Various poverty measures based on disposable household income are in common use and the trend can look quite different depending on the measure used. Two commonly used measures are:
The 'relative low income' measure compares the households with the lowest incomes against the rest of the population in that year, while the 'absolute low income' measure looks at whether living standards at the bottom of the distribution are improving over time. A low income measure can also be combined with an assessment of whether households have access to key goods and services, for a measure of low income and material deprivation.
Income can be measured before or after housing costs are deducted, and poverty calculated based on these different definitions of income (BHC = before housing costs, AHC = after housing costs). Poverty levels are generally higher based on income measured after housing costs, because poorer households tend to spend a higher proportion of their income on housing.

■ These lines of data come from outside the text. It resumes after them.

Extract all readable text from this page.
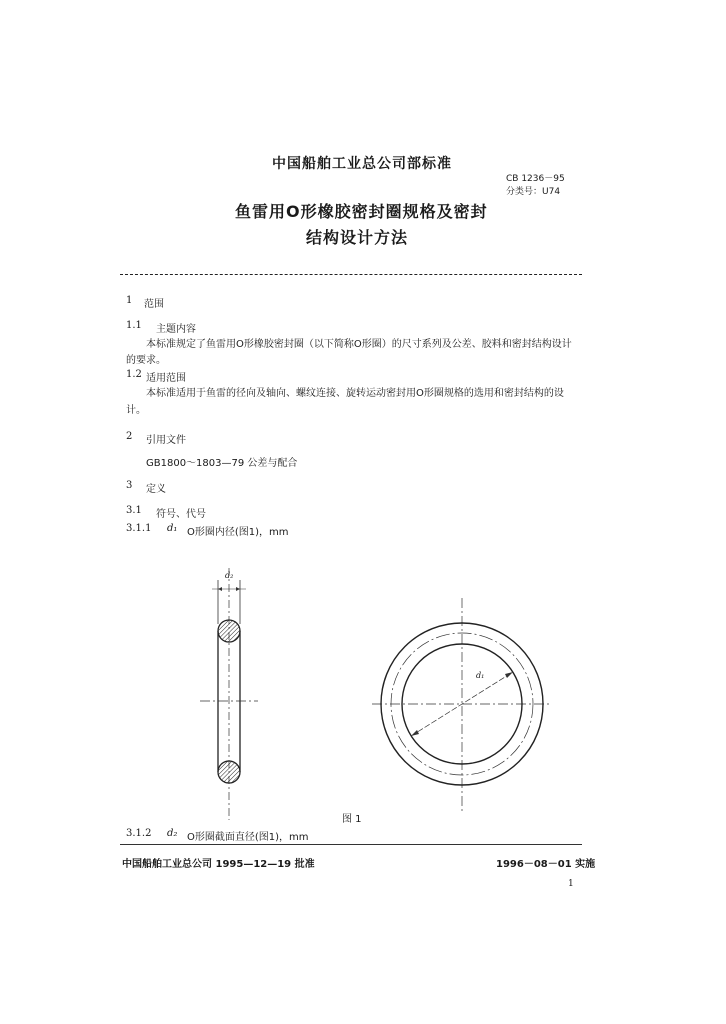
中国船舶工业总公司部标准
CB 1236－95
分类号：U74
鱼雷用O形橡胶密封圈规格及密封
结构设计方法
1 范围
1.1 主题内容
本标准规定了鱼雷用O形橡胶密封圈（以下简称O形圈）的尺寸系列及公差、胶料和密封结构设计
的要求。
1.2 适用范围
本标准适用于鱼雷的径向及轴向、螺纹连接、旋转运动密封用O形圈规格的选用和密封结构的设
计。
2 引用文件
GB1800～1803—79 公差与配合
3 定义
3.1 符号、代号
3.1.1 d₁ O形圈内径(图1)，mm
d₂
d₁
图 1
3.1.2 d₂ O形圈截面直径(图1)，mm
中国船舶工业总公司 1995—12—19 批准	1996－08－01 实施
1
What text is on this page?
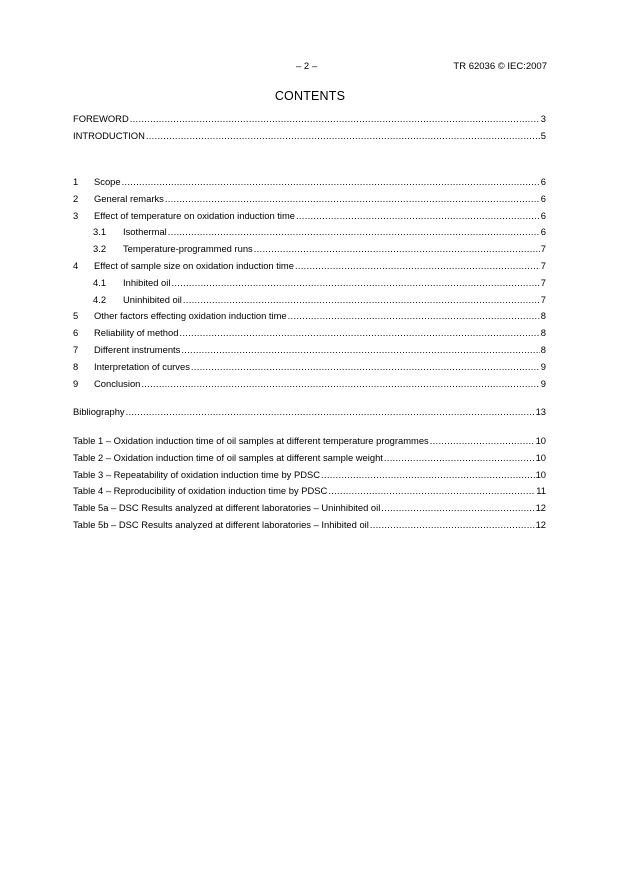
– 2 –	TR 62036 © IEC:2007
CONTENTS
FOREWORD .....	3
INTRODUCTION .....	5
1	Scope .....	6
2	General remarks .....	6
3	Effect of temperature on oxidation induction time .....	6
3.1	Isothermal .....	6
3.2	Temperature-programmed runs .....	7
4	Effect of sample size on oxidation induction time .....	7
4.1	Inhibited oil .....	7
4.2	Uninhibited oil .....	7
5	Other factors effecting oxidation induction time .....	8
6	Reliability of method .....	8
7	Different instruments .....	8
8	Interpretation of curves .....	9
9	Conclusion .....	9
Bibliography .....	13
Table 1 – Oxidation induction time of oil samples at different temperature programmes .....	10
Table 2 – Oxidation induction time of oil samples at different sample weight .....	10
Table 3 – Repeatability of oxidation induction time by PDSC .....	10
Table 4 – Reproducibility of oxidation induction time by PDSC .....	11
Table 5a – DSC Results analyzed at different laboratories – Uninhibited oil .....	12
Table 5b – DSC Results analyzed at different laboratories – Inhibited oil .....	12
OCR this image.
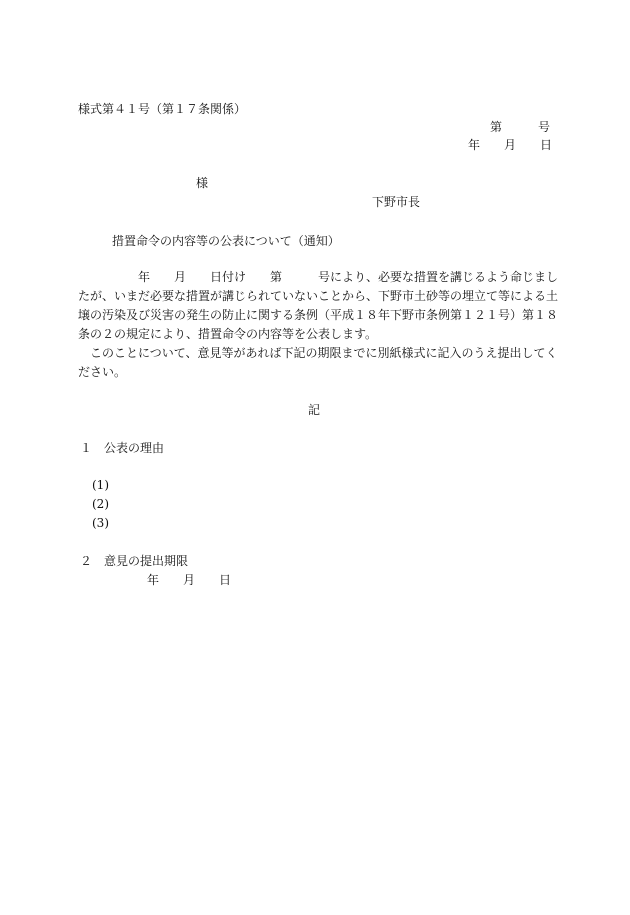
様式第４１号（第１７条関係）
第　　　号
年　　月　　日
様
下野市長
措置命令の内容等の公表について（通知）
　　　　　年　　月　　日付け　　第　　　号により、必要な措置を講じるよう命じまし
たが、いまだ必要な措置が講じられていないことから、下野市土砂等の埋立て等による土
壌の汚染及び災害の発生の防止に関する条例（平成１８年下野市条例第１２１号）第１８
条の２の規定により、措置命令の内容等を公表します。
　このことについて、意見等があれば下記の期限までに別紙様式に記入のうえ提出してく
ださい。
記
１　公表の理由
(1)
(2)
(3)
２　意見の提出期限
年　　月　　日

More than one in six people in the UK are in relative low income before housing costs (BHC), rising to more than one in five once we account for housing costs (AHC).
Overall, levels of relative low income have been fairly steady over the past few years, but this varies between population groups: the proportion of children and pensioners in relative low income is higher than it was five years ago. The share of people in absolute low income has also remained reasonably stable over the last five years. This indicates that both living standards for the poorest households and the gap between them and middle- income households has remained about the same.
Over the longer-term, there has been a reduction in poverty rates since the late 1990s for children, pensioners and working-age parents. However, for working-age adults without dependent children the likelihood of being in relative low income has increased.